Darcy pushed a wet coat sleeve over his face, his footing unsteady as they crossed the end of a white stone culvert, he almost collapsed, a new pistol held to his neck in the dark like a branding iron. Then, in a knot of black furs, the torch ahead turned into darkness and the driver crouched beside someone waiting in the shadows with binoculars. A clearing. A small wooden dacha not a hundred feet further, a figure through the branches in the lamplit shelter of the doorway, the new gun barrel pressed deep in Darcy’s ribs to silence him. With his bare eyes Darcy knew it was Jobik, alone in the cone of lamplight, wrapped in a blanket, his thick black hair pushed back from his beaky face, waiting. The Turk looked over at Darcy, his dark face wet and weathered, his glasses fogged. He removed them angrily, cleared the lenses with his fingers, his narrow eyes, antsy, and the general with them now, from out of nowhere, short-winded. The fear in Darcy that he’d be sent out into that no-man’s-land to pleasure the general’s imagination. Into that painterly stillness.
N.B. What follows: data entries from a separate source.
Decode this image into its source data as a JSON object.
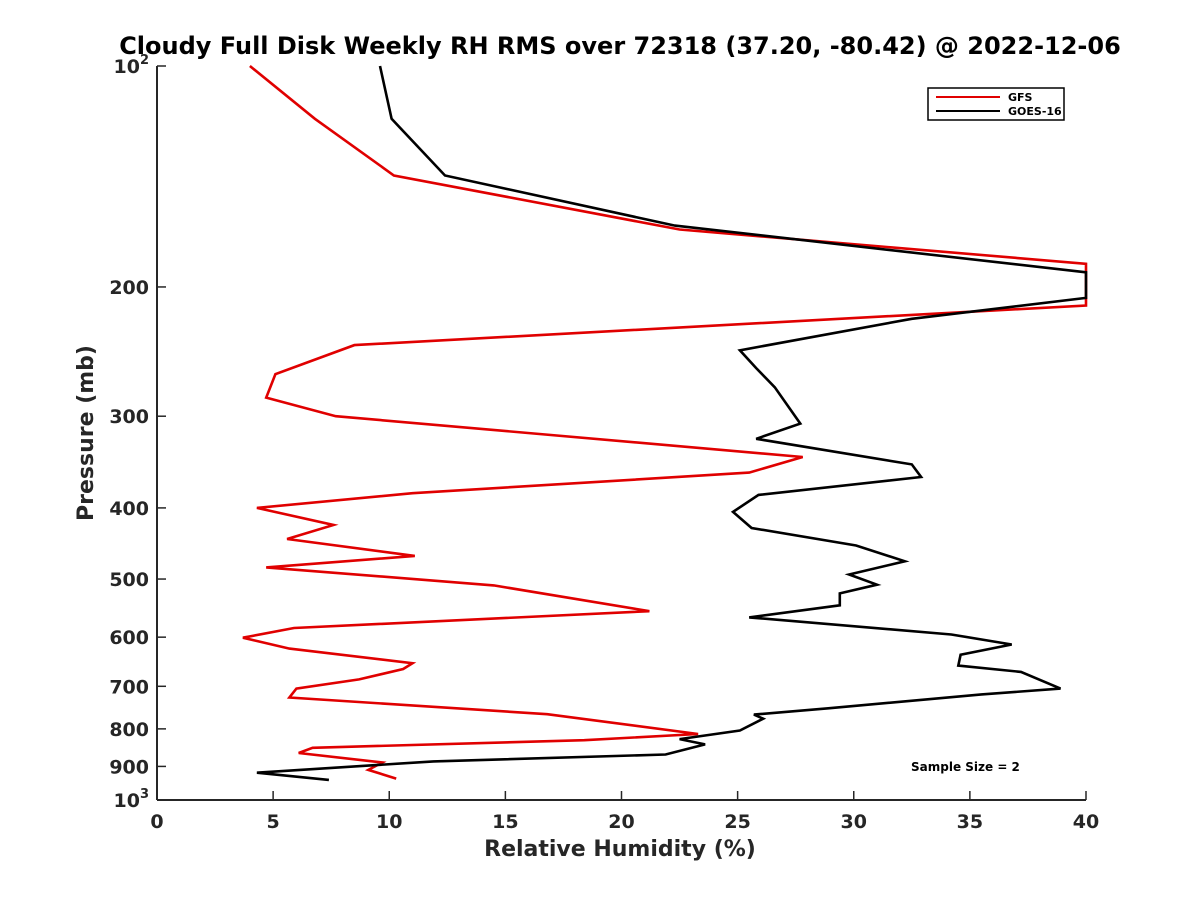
{
  "chart_data": {
    "type": "line",
    "title": "Cloudy Full Disk Weekly RH RMS over 72318 (37.20, -80.42) @ 2022-12-06",
    "xlabel": "Relative Humidity (%)",
    "ylabel": "Pressure (mb)",
    "xlim": [
      0,
      40
    ],
    "ylim": [
      100,
      1000
    ],
    "yscale": "log",
    "y_reversed": true,
    "x_ticks": [
      0,
      5,
      10,
      15,
      20,
      25,
      30,
      35,
      40
    ],
    "x_tick_labels": [
      "0",
      "5",
      "10",
      "15",
      "20",
      "25",
      "30",
      "35",
      "40"
    ],
    "y_ticks": [
      100,
      200,
      300,
      400,
      500,
      600,
      700,
      800,
      900,
      1000
    ],
    "y_tick_labels": [
      "10^2",
      "200",
      "300",
      "400",
      "500",
      "600",
      "700",
      "800",
      "900",
      "10^3"
    ],
    "legend_position": "top-right",
    "annotation": "Sample Size = 2",
    "series": [
      {
        "name": "GFS",
        "color": "#e00000",
        "points": [
          [
            4.0,
            100
          ],
          [
            6.8,
            118
          ],
          [
            10.2,
            141
          ],
          [
            22.5,
            167
          ],
          [
            40.0,
            186
          ],
          [
            40.0,
            212
          ],
          [
            8.5,
            240
          ],
          [
            5.1,
            263
          ],
          [
            4.7,
            283
          ],
          [
            7.7,
            300
          ],
          [
            27.8,
            341
          ],
          [
            25.5,
            358
          ],
          [
            11.0,
            382
          ],
          [
            4.3,
            400
          ],
          [
            7.6,
            422
          ],
          [
            5.6,
            441
          ],
          [
            11.1,
            465
          ],
          [
            4.7,
            482
          ],
          [
            14.5,
            510
          ],
          [
            21.2,
            553
          ],
          [
            5.9,
            583
          ],
          [
            3.7,
            601
          ],
          [
            5.7,
            622
          ],
          [
            11.0,
            651
          ],
          [
            10.6,
            663
          ],
          [
            8.7,
            685
          ],
          [
            6.0,
            705
          ],
          [
            5.7,
            725
          ],
          [
            16.8,
            764
          ],
          [
            23.3,
            813
          ],
          [
            18.4,
            829
          ],
          [
            6.7,
            849
          ],
          [
            6.1,
            863
          ],
          [
            9.7,
            889
          ],
          [
            9.1,
            910
          ],
          [
            10.3,
            935
          ]
        ]
      },
      {
        "name": "GOES-16",
        "color": "#000000",
        "points": [
          [
            9.6,
            100
          ],
          [
            10.1,
            118
          ],
          [
            12.4,
            141
          ],
          [
            22.3,
            165
          ],
          [
            40.0,
            191
          ],
          [
            40.0,
            207
          ],
          [
            32.5,
            221
          ],
          [
            25.1,
            244
          ],
          [
            25.8,
            258
          ],
          [
            26.6,
            274
          ],
          [
            27.7,
            307
          ],
          [
            25.8,
            322
          ],
          [
            32.5,
            349
          ],
          [
            32.9,
            363
          ],
          [
            25.9,
            384
          ],
          [
            24.8,
            405
          ],
          [
            25.6,
            426
          ],
          [
            30.1,
            450
          ],
          [
            32.2,
            473
          ],
          [
            29.8,
            493
          ],
          [
            31.0,
            509
          ],
          [
            29.4,
            523
          ],
          [
            29.4,
            543
          ],
          [
            25.5,
            564
          ],
          [
            34.2,
            595
          ],
          [
            36.8,
            614
          ],
          [
            34.6,
            634
          ],
          [
            34.5,
            656
          ],
          [
            37.2,
            669
          ],
          [
            38.9,
            705
          ],
          [
            35.5,
            718
          ],
          [
            28.9,
            750
          ],
          [
            25.7,
            765
          ],
          [
            26.1,
            775
          ],
          [
            25.1,
            804
          ],
          [
            22.5,
            826
          ],
          [
            23.6,
            840
          ],
          [
            21.9,
            867
          ],
          [
            11.9,
            886
          ],
          [
            4.3,
            918
          ],
          [
            7.4,
            939
          ]
        ]
      }
    ]
  }
}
Jobik was drinking from a mug, the steam from it wafting in the funnel of light, just him beneath a hanging basket made from rope and the wet sound of the snow on the leaves, the soft hail hammering like winter storms climbing in off the Tasman Sea. Darcy’s mouth struck dry as a figure appeared up a path from the river. Fin, like a vision, delivered. The general’s bestial smile. We follow good, no? he whispered like a friend.